What we are also missing is the checks and balances. What we really need in the public sector is people that can push back and question these private design plans and contracts.
As a result we end up seeing a lot of dodgy plans that don’t serve the public and are not well thought out.
All the designing, planning and engineering skills required to do that sort of thing have been lost to the private sector. As a result, we face a real crisis as to how we design, plan and deliver infrastructure in this country, with the state beholden to the private sector.
The skills we would need to manage the design and construction just don’t exist in the public sector any more.
Were the PFI contracts signed off too complex? Or were they not held up to the proper scrutiny?
The sheer complexity of the PFI was overwhelming.

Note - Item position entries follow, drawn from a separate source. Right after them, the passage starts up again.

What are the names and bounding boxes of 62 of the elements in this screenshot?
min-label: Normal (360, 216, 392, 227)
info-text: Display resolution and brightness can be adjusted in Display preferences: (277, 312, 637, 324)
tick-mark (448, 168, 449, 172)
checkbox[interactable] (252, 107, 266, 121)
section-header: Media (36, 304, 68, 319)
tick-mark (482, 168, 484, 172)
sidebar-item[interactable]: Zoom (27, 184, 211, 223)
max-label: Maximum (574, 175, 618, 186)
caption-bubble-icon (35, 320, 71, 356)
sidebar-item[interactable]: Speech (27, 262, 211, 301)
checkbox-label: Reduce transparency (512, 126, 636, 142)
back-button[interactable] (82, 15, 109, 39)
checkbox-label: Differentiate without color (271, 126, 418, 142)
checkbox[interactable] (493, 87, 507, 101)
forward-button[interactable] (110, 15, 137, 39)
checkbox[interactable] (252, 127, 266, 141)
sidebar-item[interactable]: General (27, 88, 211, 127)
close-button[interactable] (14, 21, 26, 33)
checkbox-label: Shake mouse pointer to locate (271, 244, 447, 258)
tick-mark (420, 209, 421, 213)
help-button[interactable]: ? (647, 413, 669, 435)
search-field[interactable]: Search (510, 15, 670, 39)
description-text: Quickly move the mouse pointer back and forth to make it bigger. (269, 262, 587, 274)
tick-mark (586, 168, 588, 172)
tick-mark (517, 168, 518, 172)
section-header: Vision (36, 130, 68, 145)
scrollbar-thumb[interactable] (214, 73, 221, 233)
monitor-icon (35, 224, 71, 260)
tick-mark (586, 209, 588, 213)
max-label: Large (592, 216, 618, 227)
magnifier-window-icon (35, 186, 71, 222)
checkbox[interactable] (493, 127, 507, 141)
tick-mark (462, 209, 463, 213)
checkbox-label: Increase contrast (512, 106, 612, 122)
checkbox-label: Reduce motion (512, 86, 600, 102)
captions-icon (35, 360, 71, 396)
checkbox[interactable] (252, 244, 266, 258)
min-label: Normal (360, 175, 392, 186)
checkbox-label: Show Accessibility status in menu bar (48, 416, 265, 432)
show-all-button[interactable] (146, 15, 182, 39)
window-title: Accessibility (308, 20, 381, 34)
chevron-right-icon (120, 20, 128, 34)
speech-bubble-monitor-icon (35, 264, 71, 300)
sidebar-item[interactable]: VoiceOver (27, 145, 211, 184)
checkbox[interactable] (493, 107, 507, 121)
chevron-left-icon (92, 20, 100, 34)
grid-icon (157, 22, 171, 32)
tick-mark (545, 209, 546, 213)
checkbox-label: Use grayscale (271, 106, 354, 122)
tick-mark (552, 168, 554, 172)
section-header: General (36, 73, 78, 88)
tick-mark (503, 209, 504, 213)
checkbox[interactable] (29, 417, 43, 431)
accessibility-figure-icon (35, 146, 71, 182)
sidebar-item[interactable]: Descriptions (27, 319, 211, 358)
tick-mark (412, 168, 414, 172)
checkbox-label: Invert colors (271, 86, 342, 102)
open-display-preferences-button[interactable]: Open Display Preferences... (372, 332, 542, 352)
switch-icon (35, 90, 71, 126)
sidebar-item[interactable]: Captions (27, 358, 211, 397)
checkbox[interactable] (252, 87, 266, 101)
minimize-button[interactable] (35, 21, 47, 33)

Some of the contracts run to 10,000 pages, spanning complex social needs that extend decades into the future.
To scrutinise these things in detail was just not possible. Councillors meant to decide on these things were not given the documents until a week before they were meant to vote on it.
What should the Government do about legacy PFI contracts still being paid by public bodies up and down the country?
The PFI industry is currently promoting the buy-out of PFI debts, under HM Treasury ‘green book’ rules which they helped write.
This means locking in eye-watering, inflation-linked profits over the remaining contract term, plus paying a large breakage fee on top, only to refinance the PFI debts via loans from the Treasury Public Works Loan Board at around 1/4 the current interest rate.
Whilst preferable to the status quo - this is a false solution, as it locks in the PFI usurers profits, forcing the British public to effectively pay twice for PFI deals, which the RBS Chairman Sir Howard Davies concedes amount to a ‘fraud on the people’.
The only palatable solution, as Helen Mercer of People vs PFI has proposed, is to nationalise the Special Purpose Vehicles which control the PFI assets via an act of Parliament, with Government free to decide the levels of compensation (where warranted), taking account of profits to date and UK taxes actually paid.